By Diane Coleman
I have an advanced neuromuscular condition and must use breathing support with a mask 18 hours a day. As a severely disabled person who depends on life-sustaining treatment, I would be able to qualify for assisted suicide at any time where it is legal.
If I became despondent, for example if I lost my husband or my job, and decided that I wanted to die, I would not be treated the same as a nondisabled, healthy person who despaired over divorce or job loss.
If anyone doubted that someone like me would qualify for assisted suicide in a state like Oregon, those doubts were laid to rest in December 2017 when an Oregon Public Health Department official clarified in writing:
“Patients suffering from any disease (not just those that typically qualify one for the DWDA [Death With Dignity Act]) may not be able to afford some treatments or medication, and may choose not to pursue some treatments or take some medication for personal reasons. . . . If the patient does not receive treatment or medication (for whatever reason) and is left with a terminal illness, then s/he would qualify for the DWDA.”

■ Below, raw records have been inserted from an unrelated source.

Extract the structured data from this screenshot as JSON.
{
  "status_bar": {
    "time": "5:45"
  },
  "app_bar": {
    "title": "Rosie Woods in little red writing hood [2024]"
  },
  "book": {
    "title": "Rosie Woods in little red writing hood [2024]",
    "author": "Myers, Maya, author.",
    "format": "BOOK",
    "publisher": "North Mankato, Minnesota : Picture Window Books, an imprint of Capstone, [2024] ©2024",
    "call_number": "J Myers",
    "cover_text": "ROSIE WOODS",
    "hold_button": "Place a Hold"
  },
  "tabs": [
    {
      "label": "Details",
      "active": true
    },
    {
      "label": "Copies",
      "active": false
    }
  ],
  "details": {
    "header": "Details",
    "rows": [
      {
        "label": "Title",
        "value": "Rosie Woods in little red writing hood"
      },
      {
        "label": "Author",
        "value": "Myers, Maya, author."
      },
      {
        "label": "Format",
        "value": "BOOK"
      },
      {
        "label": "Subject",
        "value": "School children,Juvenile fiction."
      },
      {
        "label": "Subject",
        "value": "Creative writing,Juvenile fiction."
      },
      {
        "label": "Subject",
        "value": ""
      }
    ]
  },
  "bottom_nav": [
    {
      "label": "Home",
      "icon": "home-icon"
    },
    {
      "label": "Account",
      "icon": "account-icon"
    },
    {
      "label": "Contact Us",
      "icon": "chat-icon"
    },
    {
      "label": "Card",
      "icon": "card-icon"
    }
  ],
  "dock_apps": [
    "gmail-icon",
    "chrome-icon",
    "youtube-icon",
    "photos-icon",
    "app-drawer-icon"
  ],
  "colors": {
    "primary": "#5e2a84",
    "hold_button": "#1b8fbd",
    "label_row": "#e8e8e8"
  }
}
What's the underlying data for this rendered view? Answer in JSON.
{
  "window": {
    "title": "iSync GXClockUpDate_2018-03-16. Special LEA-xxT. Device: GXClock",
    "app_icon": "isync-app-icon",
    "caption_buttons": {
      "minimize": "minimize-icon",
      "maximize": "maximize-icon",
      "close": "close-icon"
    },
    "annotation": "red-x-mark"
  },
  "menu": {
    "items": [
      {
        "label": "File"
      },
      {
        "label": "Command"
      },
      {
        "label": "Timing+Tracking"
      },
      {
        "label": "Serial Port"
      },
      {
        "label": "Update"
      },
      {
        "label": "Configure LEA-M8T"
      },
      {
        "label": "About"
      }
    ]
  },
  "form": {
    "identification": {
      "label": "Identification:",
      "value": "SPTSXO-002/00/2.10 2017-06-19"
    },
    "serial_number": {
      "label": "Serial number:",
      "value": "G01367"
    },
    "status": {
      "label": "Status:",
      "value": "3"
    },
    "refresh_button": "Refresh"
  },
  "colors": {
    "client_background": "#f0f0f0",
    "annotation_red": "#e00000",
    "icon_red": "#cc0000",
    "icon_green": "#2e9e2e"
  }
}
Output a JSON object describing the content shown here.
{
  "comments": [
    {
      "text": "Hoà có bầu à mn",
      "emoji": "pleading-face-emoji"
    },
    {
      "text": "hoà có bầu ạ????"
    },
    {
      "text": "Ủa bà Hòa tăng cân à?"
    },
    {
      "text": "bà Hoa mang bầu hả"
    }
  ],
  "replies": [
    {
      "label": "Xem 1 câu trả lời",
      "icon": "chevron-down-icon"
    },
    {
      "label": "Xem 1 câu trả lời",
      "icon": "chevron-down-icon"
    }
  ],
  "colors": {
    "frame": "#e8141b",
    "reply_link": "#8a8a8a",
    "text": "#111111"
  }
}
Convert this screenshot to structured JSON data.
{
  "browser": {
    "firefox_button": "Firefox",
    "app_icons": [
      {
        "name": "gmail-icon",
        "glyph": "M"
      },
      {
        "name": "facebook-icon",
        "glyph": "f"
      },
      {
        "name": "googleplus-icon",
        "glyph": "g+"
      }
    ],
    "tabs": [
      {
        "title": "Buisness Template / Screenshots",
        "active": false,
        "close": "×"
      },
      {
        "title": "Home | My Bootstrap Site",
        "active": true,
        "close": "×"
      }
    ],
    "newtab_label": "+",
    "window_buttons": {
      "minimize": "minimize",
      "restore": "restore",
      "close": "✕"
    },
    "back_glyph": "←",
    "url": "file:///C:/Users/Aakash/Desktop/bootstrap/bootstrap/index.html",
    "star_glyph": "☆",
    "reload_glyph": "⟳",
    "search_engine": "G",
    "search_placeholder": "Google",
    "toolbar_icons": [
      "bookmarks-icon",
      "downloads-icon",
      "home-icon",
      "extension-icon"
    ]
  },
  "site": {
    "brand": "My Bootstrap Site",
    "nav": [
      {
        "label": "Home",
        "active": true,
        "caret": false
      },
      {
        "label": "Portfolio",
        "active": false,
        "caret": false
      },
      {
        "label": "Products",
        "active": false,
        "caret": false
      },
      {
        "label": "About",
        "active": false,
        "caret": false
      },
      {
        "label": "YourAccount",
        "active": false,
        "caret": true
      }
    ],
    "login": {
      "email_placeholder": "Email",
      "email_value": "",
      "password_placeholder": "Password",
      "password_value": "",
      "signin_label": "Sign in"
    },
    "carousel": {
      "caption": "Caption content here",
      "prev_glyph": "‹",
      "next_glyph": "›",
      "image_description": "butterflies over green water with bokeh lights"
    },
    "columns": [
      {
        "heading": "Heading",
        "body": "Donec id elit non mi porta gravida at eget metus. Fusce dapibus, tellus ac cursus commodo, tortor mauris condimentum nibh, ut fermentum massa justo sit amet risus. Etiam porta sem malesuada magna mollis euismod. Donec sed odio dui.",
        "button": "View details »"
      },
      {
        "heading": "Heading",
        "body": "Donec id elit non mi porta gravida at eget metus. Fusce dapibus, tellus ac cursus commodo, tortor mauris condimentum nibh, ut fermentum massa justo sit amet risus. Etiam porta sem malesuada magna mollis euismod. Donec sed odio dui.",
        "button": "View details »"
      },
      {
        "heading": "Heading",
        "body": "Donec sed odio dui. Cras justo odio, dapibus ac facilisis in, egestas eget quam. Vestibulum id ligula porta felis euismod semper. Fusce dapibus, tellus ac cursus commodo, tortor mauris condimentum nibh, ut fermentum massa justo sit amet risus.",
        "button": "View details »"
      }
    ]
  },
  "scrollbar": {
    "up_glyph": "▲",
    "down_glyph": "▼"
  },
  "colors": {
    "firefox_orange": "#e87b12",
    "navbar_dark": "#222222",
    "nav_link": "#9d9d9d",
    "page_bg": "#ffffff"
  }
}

In the decade leading up to the passage of Oregon’s assisted suicide referendum in 1997, proponents often revealed their view that people with disabilities should be eligible. Two thirds of “Dr. Death” Jack Kevorkian’s body count were people with non-terminal conditions like multiple sclerosis.
When the Hemlock Society morphed into “Compassion and Choices,” the messaging shifted, partly in an effort to exclude disability rights organizations from the public debate. Assisted suicide is only for people expected to die within six months, they said. The person must self-administer the lethal drugs, so no one else could kill them, they said.
All along, disability groups have pointed out the inherent discrimination and empty pretense of safeguards in these bills. Why does everyone else get suicide prevention, while old, ill and disabled people get suicide assistance? How could a doctor who’s known a person for an average of 13 weeks know if they are being pressured to ask for assisted suicide?
Reported reasons for requesting assisted suicide pertain to disability, chronic or acquired due to illness.
Three of these reasons (feeling a loss of autonomy, loss of dignity, feelings of being a burden) could be addressed by consumer-directed in-home care services. However no disclosure or provision of such services is required. Basically, the law operates as though the reasons don’t matter, and nothing need be done to address them.
Assisted suicide proponents are fond of saying that many people don’t go through with it, but the lethal drugs give them peace of mind. What if some of the many who change their mind have family members who are not happy about it?
If the only other person present at the end is a greedy heir or tired caregiver, there are no safeguards to determine whether they self-administered the lethal drug or were cajoled, tricked or forced.
Although these and other obvious weaknesses persist in New Jersey’s assisted suicide bill (AB1504), the New Jersey Law Journal not only endorses it, but openly advocates expanding it to include active euthanasia and eligibility for people who are not expected to die in six months. No more incremental strategy, no need to hide the broader agenda.
Throughout last summer, people in wheelchairs with the group ADAPT were dragged out of Congressional hearings and arrested, leading successful efforts to save healthcare for millions of Americans. This same group asserts that “Assisted suicide is not about relieving the suffering of the dying: it is an expression of the most toxic and deadly form of ableism.”
We urge New Jersey lawmakers to reject ableism, to look behind the public relations images of assisted suicide and consider the dangers to the many elders, ill and disabled people who are not safe from mistake, coercion and abuse.